Sometimes the greatest ideas come from the bottom up, but how do these ideas make it to those in charge? At the Village, we know that innovation can come from anywhere in the company, and in an effort to include all employees in the conversation, I began a tradition called “Cookies and Conversations.”
Here are a few key lessons I’ve learned through our “Cookies and Conversations” events that can help any company harness the power of possibility.

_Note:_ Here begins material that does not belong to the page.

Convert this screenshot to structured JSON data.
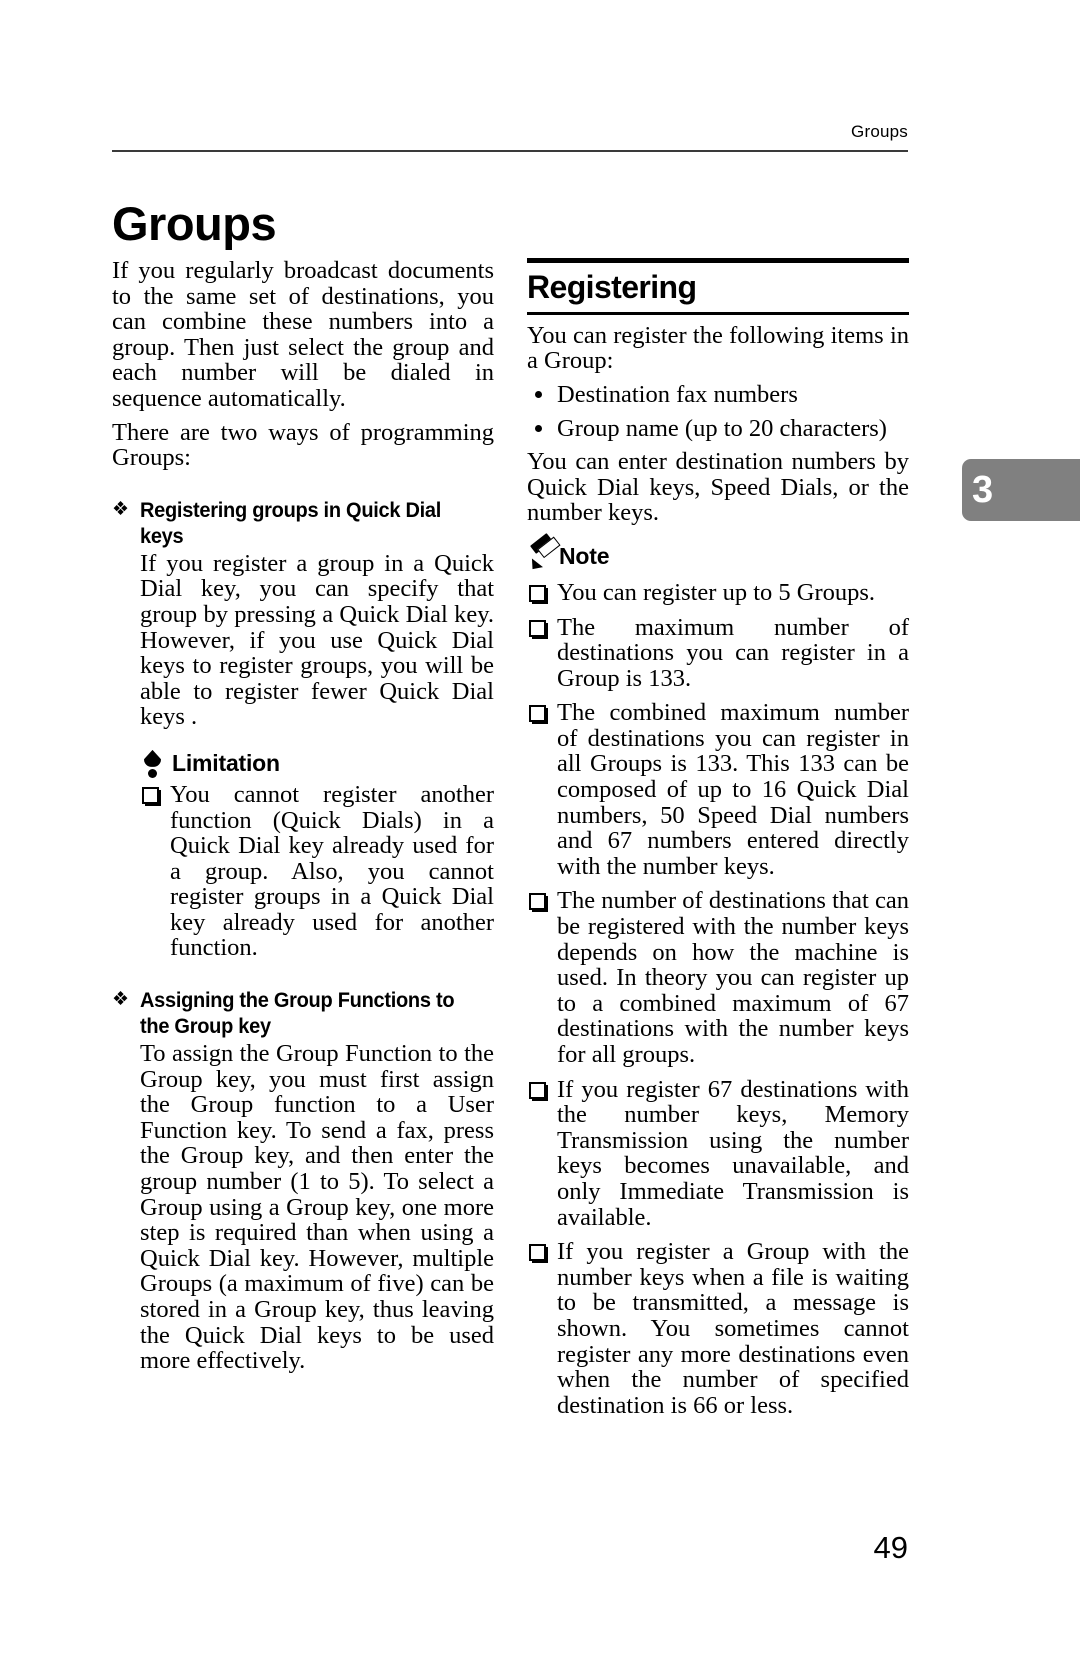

Open-Door Doesn’t Always Mean Welcoming. Many companies claim that transparency and open communication are pillars of their company culture. But when it comes to collecting feedback and ideas from employees at every level, efforts can’t be passive. You must create an environment that encourages honest, direct lines of communication because many employees find it intimidating to independently approach higher-ups with their ideas. In order to harness the power of your collective workforce genius, you’ve got to have a personal relationship with staff members.
Create Space for Communication. So, how do you ask employees for feedback in a way that not only makes them feel comfortable but also exhibits just how important their ideas are? I feel that we at Give Kids the World have found a solution through our “Cookies and Conversations” meetups. Once a year, I meet with each department individually. The night before the meetup, I bake homemade treats (a small touch that I feel sends a big message). I also ensure that all department supervisors are met with separately, allowing for more honest feedback from their subordinates. The goal of all this is to create a space that puts employees at ease.
Encourage All Types of Feedback. Now that you’ve created a space where employees can relax, it’s time to start the conversation. All types of communication bring their own value to the table, so I encourage my staff to share anything and everything they’d like. Positive experiences, ideas for improvement, grievances, rumors they’ve heard﹘ all are welcome and appreciated. These small pieces of the puzzle help us innovate, improve, and grow together.
Focus on Employee Needs. Your staff members on the front lines have amazing insight into what your customers are really asking for. And while this information is fantastic to have, I like to focus on what we can do to improve the workplace experience for the people who are out there making it all happen day in and day out. When you prioritize your staff’s needs, they will in turn take better care of your customers. Remember, employees want exactly what customers want﹘ to feel special, to be treated as individuals, and to be respected. Your staff does so much for you. They deserve to be asked how you can better serve them.